Congressional term limits were popular back in 1998, when Jim Demint first ran for Congress from South Carolina. He pledged, if elected, to serve only three terms. A lot of people have won election after making that promise. Demint was one of the few who kept it.
The voters rewarded him with a Senate seat in 2004. In his entire Congressional career he was about as conservative as anyone in Washington. He left the Senate to run the Heritage Foundation, which he recently parted ways with. Most recently, he wrote the forward to Congressman Ken Buck’s Drain the Swamp.
Today he’s featured in an article at Hot Air, in which he comes out for the use of Article V. He says, “I finally realized the most important truth of our time. Washington D.C will never fix itself.”
If Washington will never fix itself, what’s the point of trying to elect constitutional conservatives like Jim Demint and Senators Cruz and Lee and Sasse? These men, as smart and honorable as they are, are fighting a hopeless cause. All they can do is play defense. Washington will fight any change which takes it power and returns it to the states, and the people.
So Demint has signed on as a senior adviser to the Convention of States Project( CoSP).

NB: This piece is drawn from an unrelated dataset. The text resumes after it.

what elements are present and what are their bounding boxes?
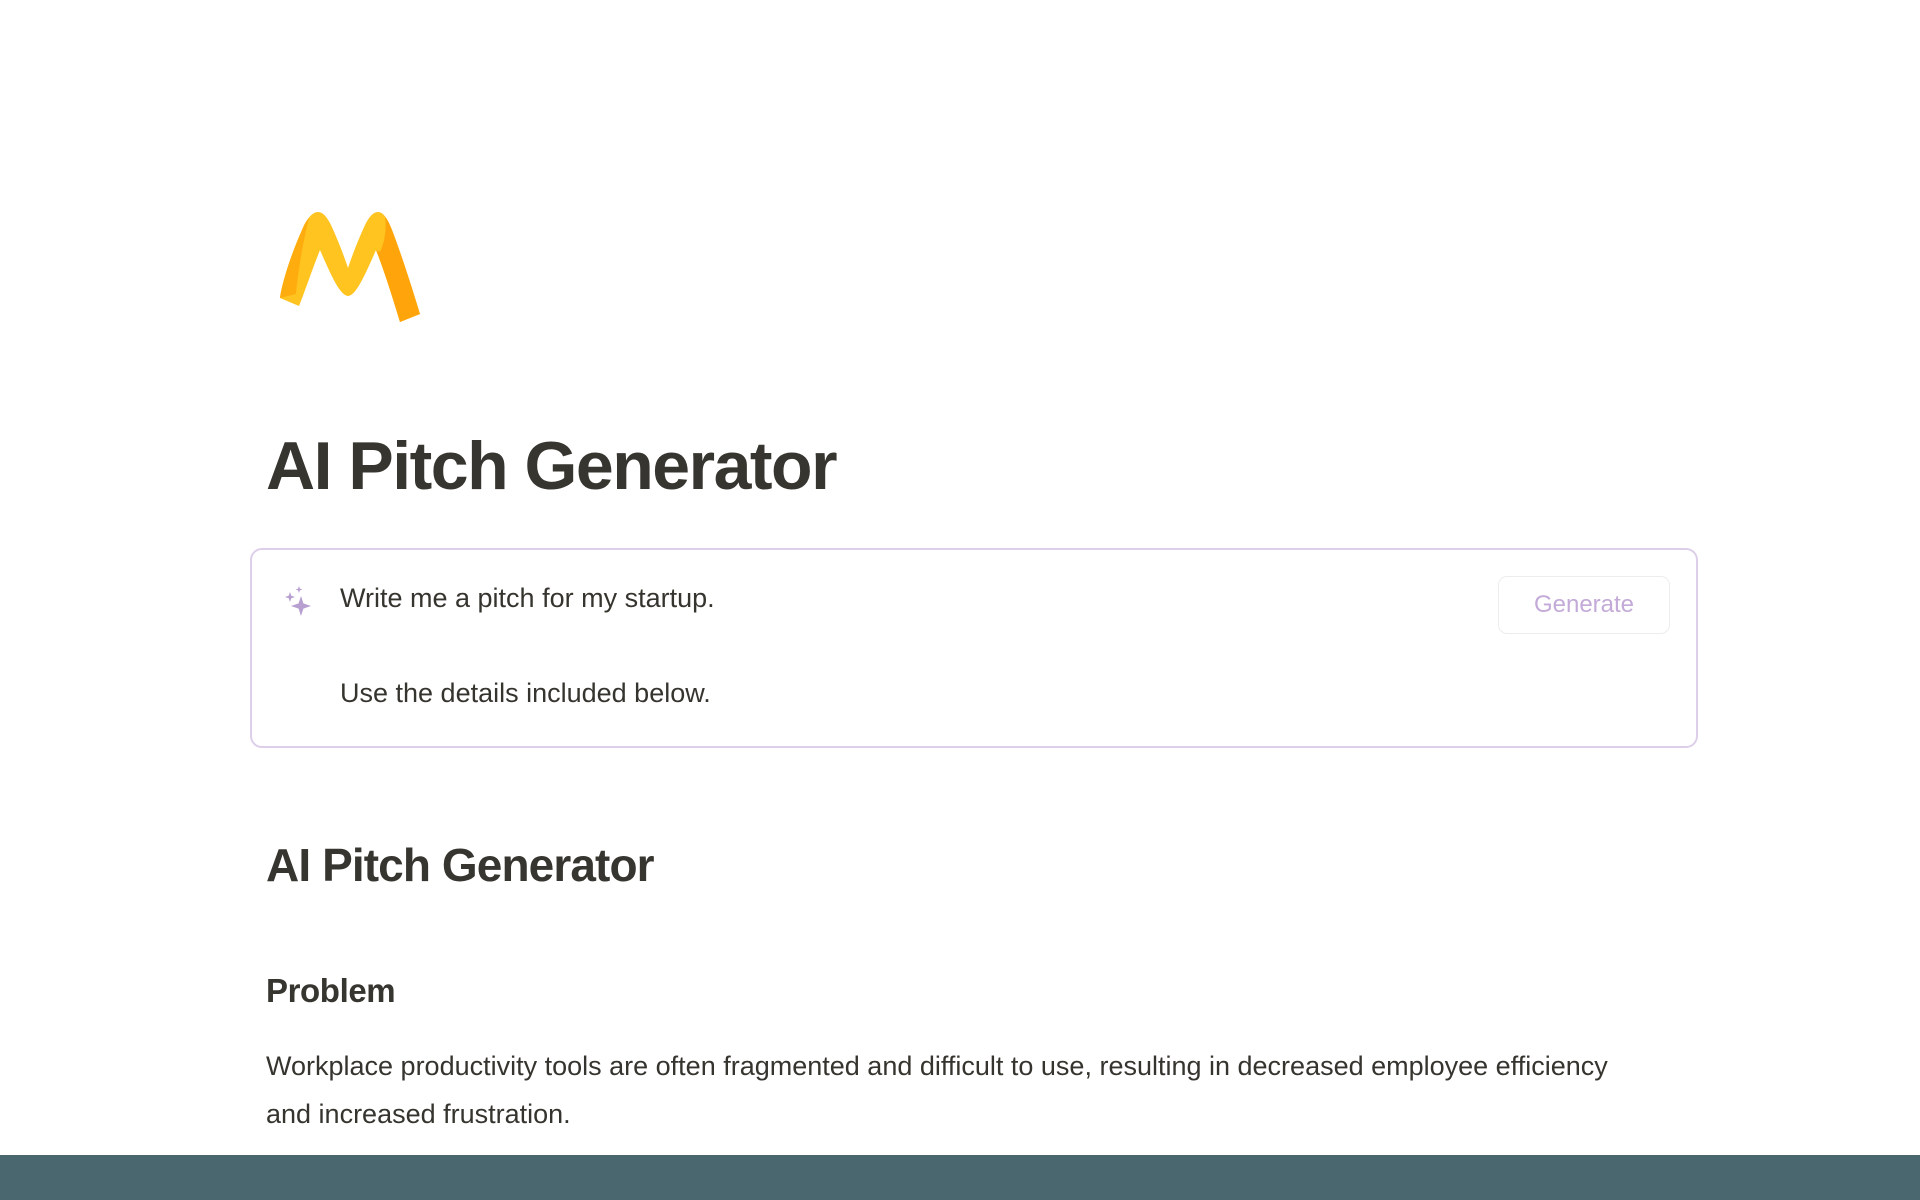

But there are problems with that project. They use a multi-subject Resolution, which makes getting to 34 twice as hard. And one of their subjects calls for an essentially open convention, free to propose anything that reduces the power and scope of the federal government.
That broad authority for an Amendment Convention plays right into the hands of our opponents. The only way they’ve stopped us is through fear of a runaway convention, proposing radical amendments to the Constitution. CoSP feeds that line.
There is only one way the CoSP has any chance of succeeding. We must get to 34 with the Balanced Budget Amendment Task Force. We need seven more states by the end of 2018.
At this moment, the Republicans are at their high water mark in control of state legislatures. This is as good as it’s going to get. We have total control in 32, and in two more, Alaska and Colorado, Article V BBA Resolutions were passed long ago. I voted for the Alaska Resolution in 1983 as a State Senator.
And they won’t be rescinded, at least until the end of 2018, because of Republican Senate Majorities. It’s possible that the Alaska and Colorado Senates may fall to the Democrats in 2018. Then their BBA Resolutions would be rescinded and the entire Article V movement would be facing the end.
Alternatively, the Democrats could win the U. S. House in 2018, and Nancy Pelosi would rather die on her sword than see an Article V convention. So, realistically, it’s 2018 or bust.
Once Jim Demint understands all this he’ll be one of our strongest supporters. He’ll find out about it from the Phoenix Convention of States in September. He might even want to drop by.